A deep cut into Split Federated Self-supervised Learning
Marcin Przewięźlikowski, Marcin Osial, Bartosz Zieliński, Marek Śmieja
TL;DR
The paper investigates how the depth at which the neural network is split between clients and a central server affects privacy, communication overhead, and learning performance in federated self-supervised learning. It analyzes the shortcomings of the MoCo-based Split Federated Learning (MocoSFL) approach, particularly its sensitivity to deep splits due to misalignment between online and momentum models during synchronization. The authors propose MonAcoSFL, a momentum-aligned variant that synchronizes both online and momentum client models, proving that this alignment preserves the contrastive objective and yields substantial accuracy gains under deeper, more communication-efficient splits.

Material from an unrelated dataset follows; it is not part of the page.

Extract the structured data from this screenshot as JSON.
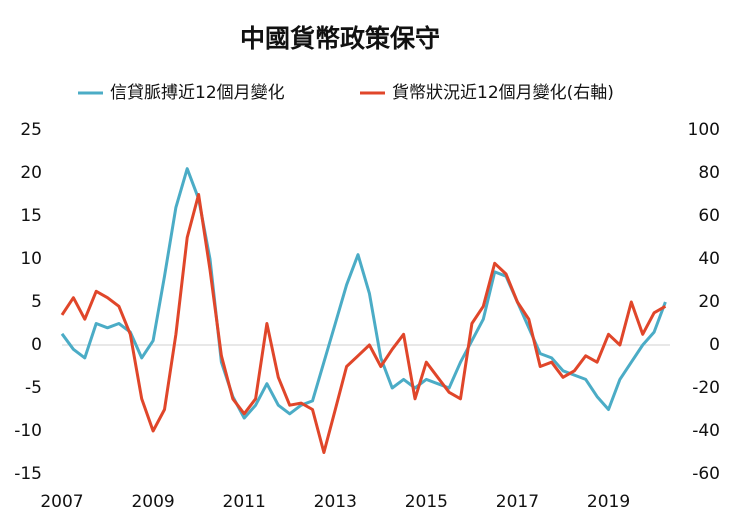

Empirically, MonAcoSFL achieves state-of-the-art performance across ResNet-18 and MobileNetV2 backbones on CIFAR-10/100 with non-IID data, while also enhancing privacy protections and reducing communication overhead, making federated SSL more practical for real-world deployments.
Abstract
Collaborative self-supervised learning has recently become feasible in highly distributed environments by dividing the network layers between client devices and a central server. However, state-of-the-art methods, such as MocoSFL, are optimized for network division at the initial layers, which decreases the protection of the client data and increases communication overhead. In this paper, we demonstrate that splitting depth is crucial for maintaining privacy and communication efficiency in distributed training. We also show that MocoSFL suffers from a catastrophic quality deterioration for the minimal communication overhead. As a remedy, we introduce Momentum-Aligned contrastive Split Federated Learning (MonAcoSFL), which aligns online and momentum client models during training procedure. Consequently, we achieve state-of-the-art accuracy while significantly reducing the communication overhead, making MonAcoSFL more practical in real-world scenarios.